Hacker News new | ask | show | jobs
by JimmyRuska 1069 days ago
It's difficult to compete. A small business might answer 10,000 requests to their chat bot. The options are

- Pay openai less than $50mo

- Manage cloud gpus, hire ml engineers > $1000/mo

- Buy a local 4090 and put it under someone's desk, $no reliability +$1500 fixed

Any larger business will need scalability and you still can't compete with openai pricing.

Maybe one of you startup inclined people can make an openllama startup that charges by request and allows for finetuning, vector storage

8 comments

I’ve got an expensive GPU at home I’m not even using because there aren’t that many things to do with it. Give me more local options.
Let other people pay you to run their stuff on your hardware with Vast.ai.
Even if you are not into coding there are many good AI tools that run local. Two very easy examples:

I've had great fun with the " Easiest 1-click way to install and use Stable Diffusion on your computer."

https://github.com/easydiffusion/easydiffusion

And while Whisper is OpenAI, it is trivial to use locally and extremely usefull

https://github.com/chidiwilliams/buzz

It depends heavily on the use case, not org size. I consult for a ~70 people org that needs to process ~1M tokens per day. That costs $30K per day on OpenAI ChatGPT API. I'm sure this is not an extraordinary case.
Each person in the org needs 1M GPT-4 token and semantic search can’t be used to trim queries? I would be super curious to know more about this use case.
The data doesn't scale according to employee size. If they manage to cut the headcount in half, they'd still need to process the same amount of info.

The use case is based on public information on the internet. News articles, PRs, social media posts, etc.

LLMs are used to extract info from text in a structured format. It used to have several classification and NLP models to do the job, but now a single LLM can do it faster and with better accuracy.

I have a 4080, let’s do a startup. #cancode #hashomelab
> Maybe one of you startup inclined people can make an openllama startup that charges by request

I'm currently building www.lalamon.us specifically to provide a fully hosted open source model experience. One slight difference is that I'm providing a private chat instance for each user, so charging based on hours of active chat usage seemed to make more sense. Per-request charging seems more unpredictable for users, but I'd be interested in hearing the case either way.

Feel free to reach out with more questions if interested; my email is in my profile.

Doing this. We soft launched yesterday with a paid Falcon-40B playground - 3 models for now Falcon 40b instruct, uncensored, and base. Adding API and per token pricing this week.

https://api.llm-utils.org/

And more models coming soon.

Vector storage isn’t on the roadmap (what stops using a separate vector store from working well? Could add to roadmap but want to add understand more first), and we could add fine tuning if it’s a common request.

Lots of people using LLMs to make chat bots from their existing datasets: customer service troubleshooting, FAQs, billing, scheduling.

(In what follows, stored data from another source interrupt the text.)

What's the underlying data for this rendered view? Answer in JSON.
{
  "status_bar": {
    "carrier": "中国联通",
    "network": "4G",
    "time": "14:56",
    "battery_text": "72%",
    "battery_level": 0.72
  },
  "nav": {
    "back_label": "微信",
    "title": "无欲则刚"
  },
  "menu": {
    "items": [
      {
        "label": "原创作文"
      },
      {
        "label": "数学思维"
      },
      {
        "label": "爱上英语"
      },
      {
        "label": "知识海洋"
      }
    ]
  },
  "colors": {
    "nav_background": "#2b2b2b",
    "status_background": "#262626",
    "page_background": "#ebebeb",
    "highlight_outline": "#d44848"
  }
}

Being able to upload their own pdfs, spreadsheets, docx, crawl their home page, lets the chat bot become personalized to their use case. While you could locally query your own vectordb before prompting, people buy paid service so they won't have to manage any of the technical details.

If people can drag and drop some files from their nas, you parse them with apache tika or similar https://tika.apache.org/ , they can start using personalized branded bots. It also lets you do things like refusing to answer, if the vector database returns nothing and the use case requires a specific answer from the docs only (not the llm to make stuff up).

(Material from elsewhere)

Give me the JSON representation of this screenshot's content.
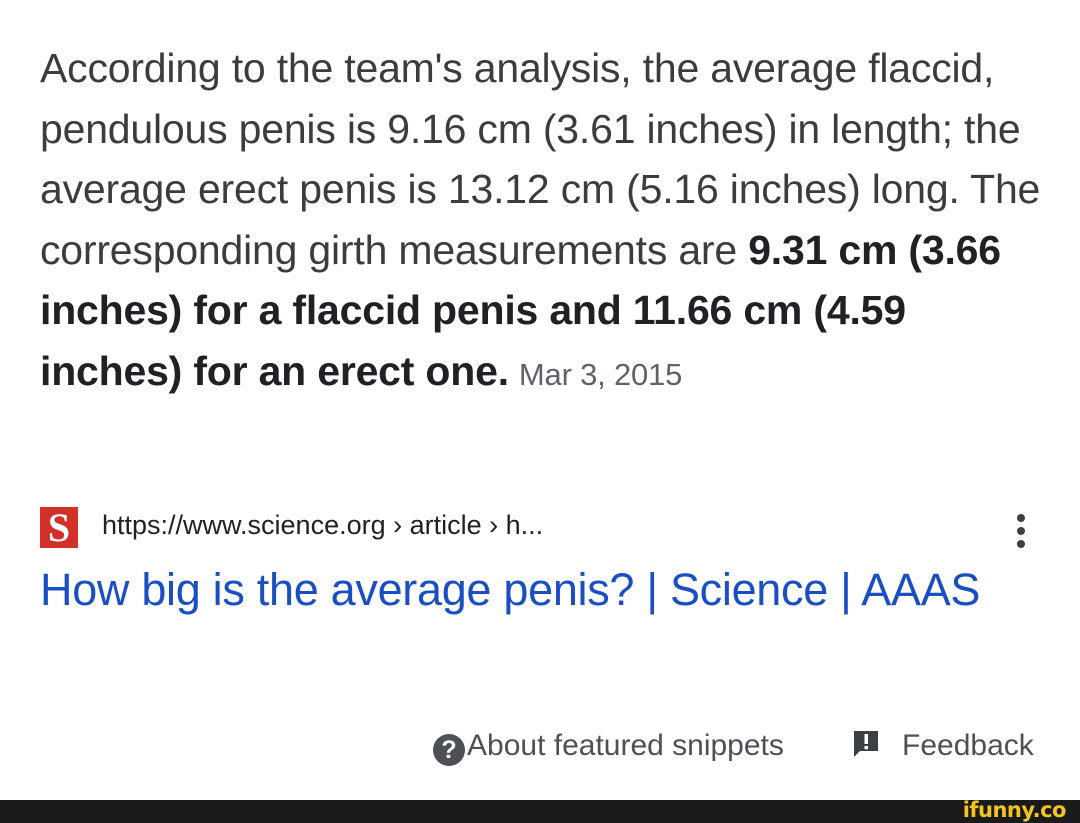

For those use cases the “custom ChatGPT” tools I linked here might be better https://news.ycombinator.com/item?id=36649777
Shouldn't you use a .com tld?

Will your pricing be competitive with Replicate?

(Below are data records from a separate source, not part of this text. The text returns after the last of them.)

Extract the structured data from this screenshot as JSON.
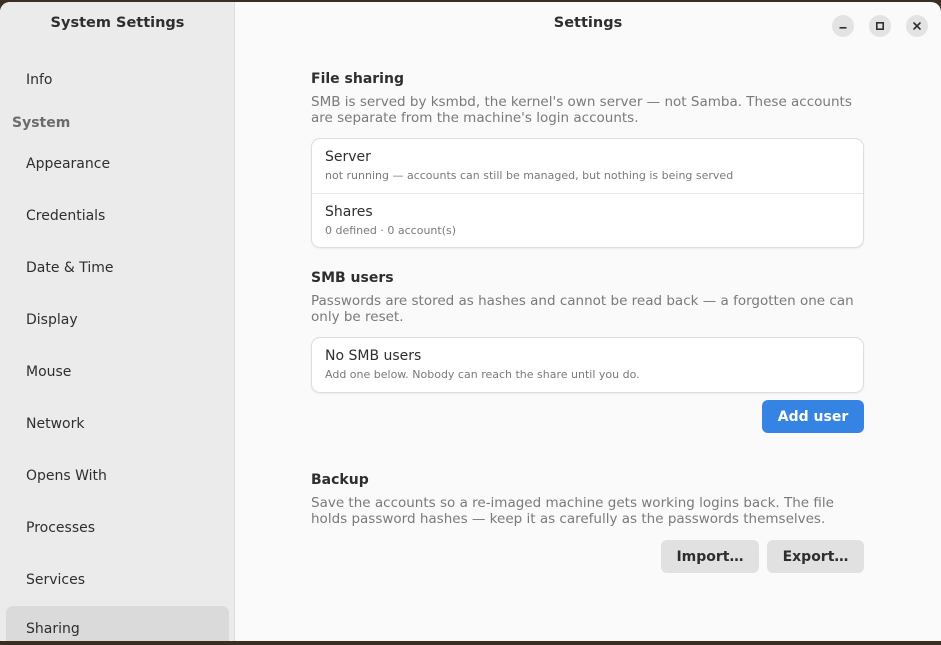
{
  "sidebar": {
    "title": "System Settings",
    "items": [
      {
        "label": "Info"
      },
      {
        "heading": "System"
      },
      {
        "label": "Appearance"
      },
      {
        "label": "Credentials"
      },
      {
        "label": "Date & Time"
      },
      {
        "label": "Display"
      },
      {
        "label": "Mouse"
      },
      {
        "label": "Network"
      },
      {
        "label": "Opens With"
      },
      {
        "label": "Processes"
      },
      {
        "label": "Services"
      },
      {
        "label": "Sharing"
      }
    ],
    "active": "Sharing"
  },
  "header": {
    "title": "Settings",
    "minimize_icon": "minimize-icon",
    "maximize_icon": "maximize-icon",
    "close_icon": "close-icon"
  },
  "file_sharing": {
    "title": "File sharing",
    "description": "SMB is served by ksmbd, the kernel's own server — not Samba. These accounts are separate from the machine's login accounts.",
    "server": {
      "title": "Server",
      "subtitle": "not running — accounts can still be managed, but nothing is being served"
    },
    "shares": {
      "title": "Shares",
      "subtitle": "0 defined · 0 account(s)"
    }
  },
  "smb_users": {
    "title": "SMB users",
    "description": "Passwords are stored as hashes and cannot be read back — a forgotten one can only be reset.",
    "empty": {
      "title": "No SMB users",
      "subtitle": "Add one below. Nobody can reach the share until you do."
    },
    "add_label": "Add user"
  },
  "backup": {
    "title": "Backup",
    "description": "Save the accounts so a re-imaged machine gets working logins back. The file holds password hashes — keep it as carefully as the passwords themselves.",
    "import_label": "Import…",
    "export_label": "Export…"
  },
  "colors": {
    "accent": "#3584e4"
  }
}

Not secure... NET::ERR_CERT_COMMON_NAME_INVALID Subject: *.safezone.mcafee.com

Issuer: McAfee OV SSL CA 2

Expires on: Aug 3, 2023

Current date: Jul 8, 2023

PEM encoded chain: -----BEGIN CERTIFICATE----- MIIGfzCCBWegAwIBAgIQKt9VNrFtaozA1bILX1OcfzANBgkqhkiG9w0BAQsFADBk MQswCQYDVQQGEwJVUzELMAkGA1UECBMCQ0

FastChat-T5 can work for such a use case and it runs on (beefy) CPUs. With a 700$/month instance, it can do 4 conversations simultaneously, without needing GPUs.

The instant a company has sensitive data, this becomes very viable.

Wait until winter time and heat your house!
Good double use of that low entropy energy. Heat pumps excepted.
People don't scale. This is personal. Only 3 is a good choice for people in a site with the name hacker something.